Lawmakers consider tax on medical marijuana

BILLINGS (AP) — Montana lawmakers will be asked to consider placing a tax on the sale of medical marijuana.

Gov. Steve Bullock has proposed a 6 percent consumption tax as part of his budget. The tax would bring in about $2.6 million over two years, said the governor’s spokesman, Tim Crowe.

Rep. Bradley Hamlett, D-Great Falls, is proposing legislation that would add a 21 percent tax to help pay for drug addiction programs and another 3 percent to subsidize the cost of medical marijuana for low-income patients.

“A lot of people that would use medical marijuana don’t have the means to necessarily pay for it,” Hamlett said, “because if they’ve got chronic pain, they might be dealing with illnesses. They might be out of work.”
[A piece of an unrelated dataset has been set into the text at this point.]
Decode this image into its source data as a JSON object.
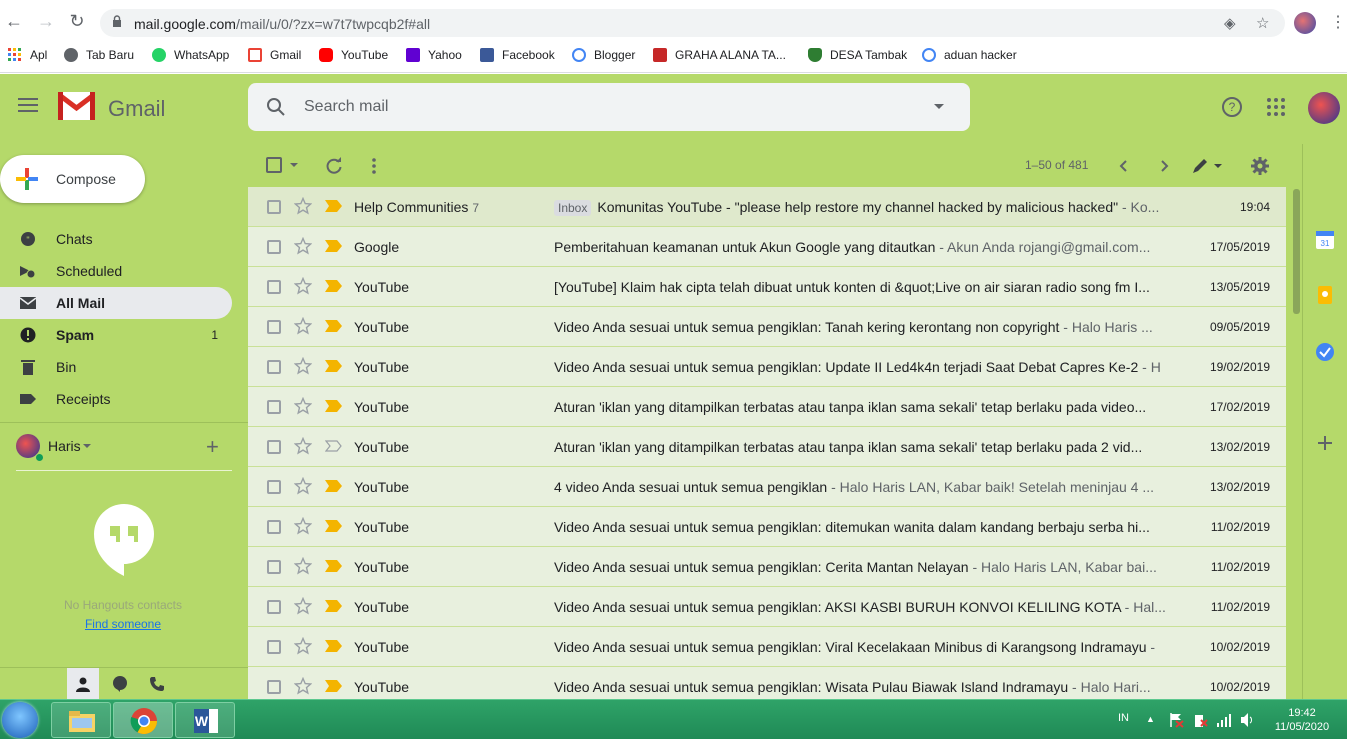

Hamlett says he’s putting forth the bill to spur a debate about what amount, if any, the tax should be.

The Montana Cannabis Industry Association is open to discussing a potential tax, said spokeswoman Kate Cholewa.

“There’s a long road ahead and it might be premature to react. That said, medications are not taxed in Montana so objections to singling out cannabis for taxation make sense,” she said. “The average patient spending $200 per month would be looking at a $12 per month increase in cost.”